Mein freundlicher Kollege bei der Bank hatte mir anstandslos einen persönlichen Kleinkredit in Höhe von sechstausend Mark eingeräumt, und schon war ich stolze »Beautyline«-Unternehmerin.
Hartmann, der in Unterhose und T-Shirt aus seinem Zimmer kam, nahm neugierig eine der Dosen in die Hand.
»Beautyline?« Er brach in wieherndes Gelächter aus.
»Was ist denn das für ein Zeug? Aphrodisiakum für abgeschlaffte Dichterliebchen?«
Ich schleuderte ihm einen wütenden Blick entgegen, zog es aber vor, den Mund zu halten. Rilke packte mich am Arm und zerrte mich in mein neues Zimmer.

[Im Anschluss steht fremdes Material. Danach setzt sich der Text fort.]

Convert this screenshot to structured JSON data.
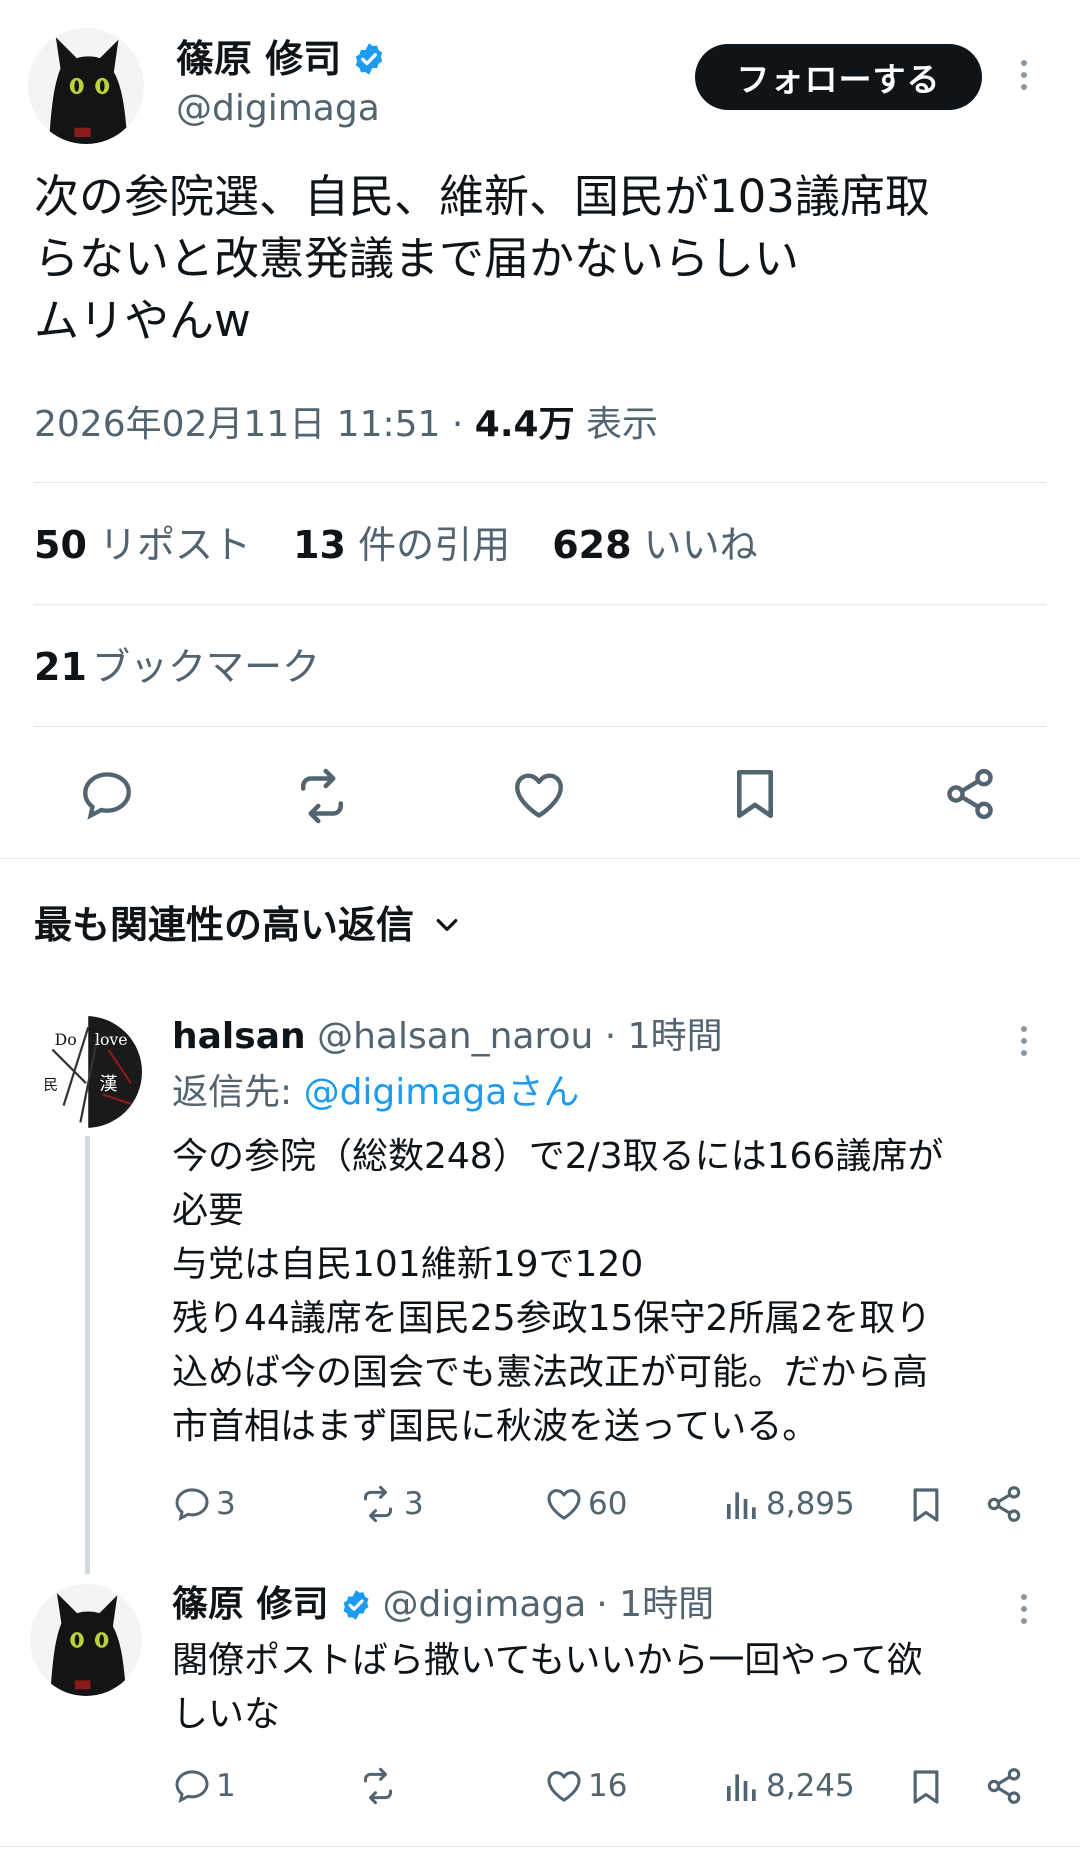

»Sag mal, du bist doch wohl nicht auf eine dieser Betrügerfirmen reingefallen, die den Leuten Wunder was erzählen, wie reich sie werden können?«
»Aber keine Spur«, sagte ich selbstsicher. »Das Zeug wird sich verkaufen wie warme Semmeln, du wirst sehen!«
Ich erklärte ihm, wie das »Beautyline«-Konzept funktionierte, daß in kürzester Zeit andere für mich arbeiten würden und daß ich persönlich die Wirksamkeit schon getestet hätte.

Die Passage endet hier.